New Delhi: In a major relief to Delhiites, more than half of the city`s 55,000 autorickshaws which went on strike from Thursday midnight returned to the roads on Saturday.
Some auto unions had gone on strike demanding that the Delhi government pay for the Global Positioning System (GPS) devices to be installed in their vehicles.
"The strike is off for now as we have been assured by the government that they will meet all our demands," Rakesh Sood, Delhi unit president of the Bharatiya Private Transport Mazdoor Mahasangh, told a news agency.
Around 10 representatives of the union met Delhi`s Transport Minister Arvinder Singh Lovely Friday evening for almost an hour, following which the strike was called off late Friday night, said Sood.
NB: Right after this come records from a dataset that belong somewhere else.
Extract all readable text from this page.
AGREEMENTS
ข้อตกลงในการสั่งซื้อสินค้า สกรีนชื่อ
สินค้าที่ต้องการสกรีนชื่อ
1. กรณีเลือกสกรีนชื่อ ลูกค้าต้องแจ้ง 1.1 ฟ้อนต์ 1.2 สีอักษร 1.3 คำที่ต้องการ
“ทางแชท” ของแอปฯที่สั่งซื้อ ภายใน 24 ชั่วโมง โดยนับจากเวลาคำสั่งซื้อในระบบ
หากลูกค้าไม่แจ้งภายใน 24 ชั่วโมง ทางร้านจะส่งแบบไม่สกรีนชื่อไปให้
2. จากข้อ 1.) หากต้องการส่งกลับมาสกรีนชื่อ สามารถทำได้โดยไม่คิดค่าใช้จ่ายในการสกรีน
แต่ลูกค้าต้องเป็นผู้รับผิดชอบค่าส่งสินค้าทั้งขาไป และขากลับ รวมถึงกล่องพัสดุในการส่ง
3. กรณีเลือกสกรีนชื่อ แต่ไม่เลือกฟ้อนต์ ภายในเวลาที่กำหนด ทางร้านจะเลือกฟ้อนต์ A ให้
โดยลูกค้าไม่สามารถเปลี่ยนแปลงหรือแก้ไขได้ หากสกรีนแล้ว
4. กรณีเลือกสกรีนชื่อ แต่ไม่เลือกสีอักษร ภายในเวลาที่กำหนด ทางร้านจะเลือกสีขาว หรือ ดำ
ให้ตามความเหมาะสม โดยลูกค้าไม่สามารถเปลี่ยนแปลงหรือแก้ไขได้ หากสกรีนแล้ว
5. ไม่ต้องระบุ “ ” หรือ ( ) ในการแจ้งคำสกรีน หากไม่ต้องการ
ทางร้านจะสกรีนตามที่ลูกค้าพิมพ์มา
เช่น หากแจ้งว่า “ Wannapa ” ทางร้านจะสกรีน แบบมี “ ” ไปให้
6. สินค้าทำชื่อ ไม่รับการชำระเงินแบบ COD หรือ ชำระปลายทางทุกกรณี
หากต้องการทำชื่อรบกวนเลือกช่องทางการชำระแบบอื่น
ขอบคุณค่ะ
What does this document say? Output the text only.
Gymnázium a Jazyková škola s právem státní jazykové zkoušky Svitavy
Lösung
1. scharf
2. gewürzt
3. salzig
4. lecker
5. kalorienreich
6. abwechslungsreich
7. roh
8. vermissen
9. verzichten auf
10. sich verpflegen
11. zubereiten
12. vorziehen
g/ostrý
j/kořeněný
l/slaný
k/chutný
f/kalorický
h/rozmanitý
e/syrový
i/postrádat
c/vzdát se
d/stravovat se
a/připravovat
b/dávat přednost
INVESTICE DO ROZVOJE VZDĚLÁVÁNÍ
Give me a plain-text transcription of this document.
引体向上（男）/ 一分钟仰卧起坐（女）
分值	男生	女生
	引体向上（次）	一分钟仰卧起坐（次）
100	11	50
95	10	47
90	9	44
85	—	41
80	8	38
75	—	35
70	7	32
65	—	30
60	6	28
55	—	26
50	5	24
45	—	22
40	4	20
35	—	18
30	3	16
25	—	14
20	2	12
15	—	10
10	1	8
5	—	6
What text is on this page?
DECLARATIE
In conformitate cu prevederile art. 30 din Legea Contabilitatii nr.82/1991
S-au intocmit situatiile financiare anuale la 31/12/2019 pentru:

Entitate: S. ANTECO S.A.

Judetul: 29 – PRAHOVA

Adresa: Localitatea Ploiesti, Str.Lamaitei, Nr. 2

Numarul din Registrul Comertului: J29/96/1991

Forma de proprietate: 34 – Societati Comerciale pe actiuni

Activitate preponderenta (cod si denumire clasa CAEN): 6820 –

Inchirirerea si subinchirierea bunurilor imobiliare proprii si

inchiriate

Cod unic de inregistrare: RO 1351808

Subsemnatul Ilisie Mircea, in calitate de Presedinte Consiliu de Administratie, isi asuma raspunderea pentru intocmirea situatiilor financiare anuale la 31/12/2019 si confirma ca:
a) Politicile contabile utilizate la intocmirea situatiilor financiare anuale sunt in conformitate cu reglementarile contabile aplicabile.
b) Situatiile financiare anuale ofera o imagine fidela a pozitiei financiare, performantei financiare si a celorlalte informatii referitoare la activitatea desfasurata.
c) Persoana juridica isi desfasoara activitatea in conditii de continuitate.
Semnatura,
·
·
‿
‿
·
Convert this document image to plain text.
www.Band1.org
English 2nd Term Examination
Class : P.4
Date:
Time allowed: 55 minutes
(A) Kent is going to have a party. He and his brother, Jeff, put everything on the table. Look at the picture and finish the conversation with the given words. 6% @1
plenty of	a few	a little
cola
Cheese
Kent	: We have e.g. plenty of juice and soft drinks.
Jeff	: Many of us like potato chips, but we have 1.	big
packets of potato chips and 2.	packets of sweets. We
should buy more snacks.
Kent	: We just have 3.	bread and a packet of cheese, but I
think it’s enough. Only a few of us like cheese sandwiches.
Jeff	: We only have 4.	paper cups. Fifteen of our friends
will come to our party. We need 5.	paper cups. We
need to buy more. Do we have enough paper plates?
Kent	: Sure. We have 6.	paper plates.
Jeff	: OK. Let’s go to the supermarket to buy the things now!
"Our demands of a welfare board for autorickshaw drivers, pension and healthcare schemes for our families have been met and the minister has promised that within four months, the board will be constructed," added Sood.
According to Sood, the unions have agreed to the government`s plan of breaking down the installation cost of GPS devices -- which comes to around Rs 7,500 -- to 12 monthly instalments of Rs 625.
"We have also been assured that those drivers who have the autos registered in their names will get further rebates... but that will take at least a month," added Sood.
City residents faced a tough time Friday due to the auto strike, with the spillover effect leading to increased rush in Metro and buses.
The government wants autorickshaws to be fitted with GPS devices to enable a two-way communication system that will help check speeding, route deviation and ensure commuter safety.